Vampire Academy
DIRECTOR: Mark Waters
CAST: Zoey Deutch, Lucy Fry, Danila Kozlovsky, Sarah Hyland, Cameron Monaghan, Olga Kurylenko, Gabriel Byrne
RUNNING TIME: 105 minutes


THIS latest instalment in cheaply adapted teenage vampire urban fantasy is so bad it makes Twilight look like award-worthy stuff.

We’re talking beyond cliché-ridden, plot-lite and festooned with acting of the Hannah Montana school. Which actually kind of makes sense since it must be aimed at little 11-year-old girls who think vampires are just so awesome and boarding schools are amazing and oh my gosh, what if vampires went to boarding school. Swoon.

Face it, despite the actually high quotient of violence, this is not meant for adults.

Based on a bestselling young adult series of books by Richelle Mead, it totally dumbs down even what little intelligent storyline could be eked out of her convoluted paranormal romance novels.

In this particular world there are bad vampires called Strigoi, peaceful vampires called Moroi and half vampire, half human guardians called Dhampir.
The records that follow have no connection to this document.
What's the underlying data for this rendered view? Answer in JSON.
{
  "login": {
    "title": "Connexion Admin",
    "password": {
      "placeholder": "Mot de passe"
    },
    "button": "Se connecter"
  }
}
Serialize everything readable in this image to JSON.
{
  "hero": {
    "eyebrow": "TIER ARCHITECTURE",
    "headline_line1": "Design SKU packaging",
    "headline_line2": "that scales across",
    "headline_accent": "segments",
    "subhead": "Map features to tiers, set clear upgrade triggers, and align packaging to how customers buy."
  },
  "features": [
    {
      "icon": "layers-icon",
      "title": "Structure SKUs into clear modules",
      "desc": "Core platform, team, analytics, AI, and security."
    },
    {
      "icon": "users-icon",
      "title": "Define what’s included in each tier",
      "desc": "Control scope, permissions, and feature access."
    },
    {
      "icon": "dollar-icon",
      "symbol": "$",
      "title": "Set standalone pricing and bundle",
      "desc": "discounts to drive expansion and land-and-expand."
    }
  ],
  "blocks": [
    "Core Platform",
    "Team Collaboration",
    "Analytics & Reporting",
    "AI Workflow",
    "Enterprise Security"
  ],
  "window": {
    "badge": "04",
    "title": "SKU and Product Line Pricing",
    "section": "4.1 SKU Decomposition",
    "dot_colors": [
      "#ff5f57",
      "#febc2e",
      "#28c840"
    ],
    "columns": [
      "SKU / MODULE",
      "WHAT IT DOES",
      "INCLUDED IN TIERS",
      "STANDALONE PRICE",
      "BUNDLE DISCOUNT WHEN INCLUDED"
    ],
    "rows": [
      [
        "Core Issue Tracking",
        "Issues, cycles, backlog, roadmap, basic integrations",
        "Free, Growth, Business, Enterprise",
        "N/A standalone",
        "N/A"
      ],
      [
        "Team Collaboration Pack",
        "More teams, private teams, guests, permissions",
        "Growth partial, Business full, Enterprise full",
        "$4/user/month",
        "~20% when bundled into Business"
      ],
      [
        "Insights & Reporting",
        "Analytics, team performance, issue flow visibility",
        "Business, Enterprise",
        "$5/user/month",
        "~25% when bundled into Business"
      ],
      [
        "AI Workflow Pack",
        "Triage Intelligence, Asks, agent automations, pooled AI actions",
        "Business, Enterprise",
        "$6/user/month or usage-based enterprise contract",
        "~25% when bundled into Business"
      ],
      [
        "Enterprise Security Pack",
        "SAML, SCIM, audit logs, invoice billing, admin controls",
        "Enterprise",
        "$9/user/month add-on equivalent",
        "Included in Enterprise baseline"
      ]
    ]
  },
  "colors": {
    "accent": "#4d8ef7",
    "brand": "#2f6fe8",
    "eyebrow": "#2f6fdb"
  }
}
Rose (Deutch) is training to be a guardian to her best friend Lissa (Fry) at a boarding school somewhere in the forests of Montana. Er, ja, that’s America, the New World, not some forgotten forest in the Old World. So do not be expecting blood and terror and existential angst. Think Disney vampires without Disney sugar.

The film is fuzzy on its own internal mythology, there is no sense of a vast scope of history but lots of rushing about. Throw in lots of teenage angst about bullying and does this outfit match my fangs, but then someone gets kidnapped again and oh boy, we’ve got to rescue them.

Director Mark Waters (this is the guy that made Mean Girls?) appears to have e-mailed his instructions in because no one seems to have provided any sort of leadership, and those fights scenes are badly co-ordinated and filmed in such a way that you cannot actually make out what is going on.

The pace is stop-start and the plot holes problematic. And chief guardian, adult Dimitri (Kozlovsky) the object of 16-year-old Rose’s affection? Not only is the depiction of the relation- ship beyond creepy, he is absolutely terrible at tai chi.

Gabriel Byrne and Olga Kurylenko. Wow. What a waste.

The voice-over by Rose suggests there will be meta-humour around the proliferation of teenage vam- pire movies, but alas and alack, no.

If you liked Cirque du Freak: The Vampire’s Assistant or The Seeker: The Dark is Rising, you will like this.